Peirui Cao,Shizhen Zhao,Dai Zhang,Zhuotao Liu,Mingwei Xu,Min Yee Teh,Yunzhuo Liu,Xinbing Wang,Chenghu Zhou
DOI: https://doi.org/10.1109/tnet.2023.3265276
2023-01-01
IEEE/ACM Transactions on Networking
Abstract:Despite the bandwidth scaling limit of electrical switching and the high cost of building Clos data center networks (DCNs), the adoption of optical DCNs is still limited. There are two reasons. First, existing optical DCN designs usually face high deployment complexity. Second, these designs are not full-optical and the performance benefit over the non-blocking Clos DCN is not clear. After exploring the design tradeoffs of the existing optical DCN designs, we propose TROD (Threshold Routing based Optical Datacenter), a low-complexity optical DCN with superior performance than other optical DCNs.

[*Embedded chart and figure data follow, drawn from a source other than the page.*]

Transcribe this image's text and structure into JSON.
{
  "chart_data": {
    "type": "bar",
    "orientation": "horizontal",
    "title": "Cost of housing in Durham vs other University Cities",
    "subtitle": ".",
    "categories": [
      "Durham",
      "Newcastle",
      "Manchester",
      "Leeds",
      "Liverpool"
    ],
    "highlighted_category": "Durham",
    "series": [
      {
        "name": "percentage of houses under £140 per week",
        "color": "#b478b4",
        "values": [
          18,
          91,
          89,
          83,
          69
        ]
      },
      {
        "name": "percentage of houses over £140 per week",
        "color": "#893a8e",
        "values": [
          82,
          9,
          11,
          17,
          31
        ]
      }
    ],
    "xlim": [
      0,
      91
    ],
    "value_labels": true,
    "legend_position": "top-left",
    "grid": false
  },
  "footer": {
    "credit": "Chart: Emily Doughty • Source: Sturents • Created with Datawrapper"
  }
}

There are two novel designs in TROD that contribute to its success. First, TROD performs robust topology optimization based on the recurring traffic patterns and thus does not need to react to every traffic change, which lowers deployment and management complexity. Second, TROD introduces tVLB (threshold-based Valiant Load Balance), which can avoid network congestion as much as possible even under unexpected traffic bursts. We conduct simulation based on both Facebook’s real DCN traces and our synthesized highly bursty DCN traces. TROD reduces flow completion time (FCT) by about 1.15- $2.16\times $ compared to Google’s Jupiter DCN, at least $2\times $ compared to other optical DCN designs, and about 2.4- $3.2\times $ compared to expander graph DCN. Compared with the non-blocking Clos, TROD reduces the hop count of the majority packets by one, and could even outperform the non-blocking Clos with proper bandwidth over-provision at the optical layer. Note that TROD can be built with commercially available hardware and does not require host modifications.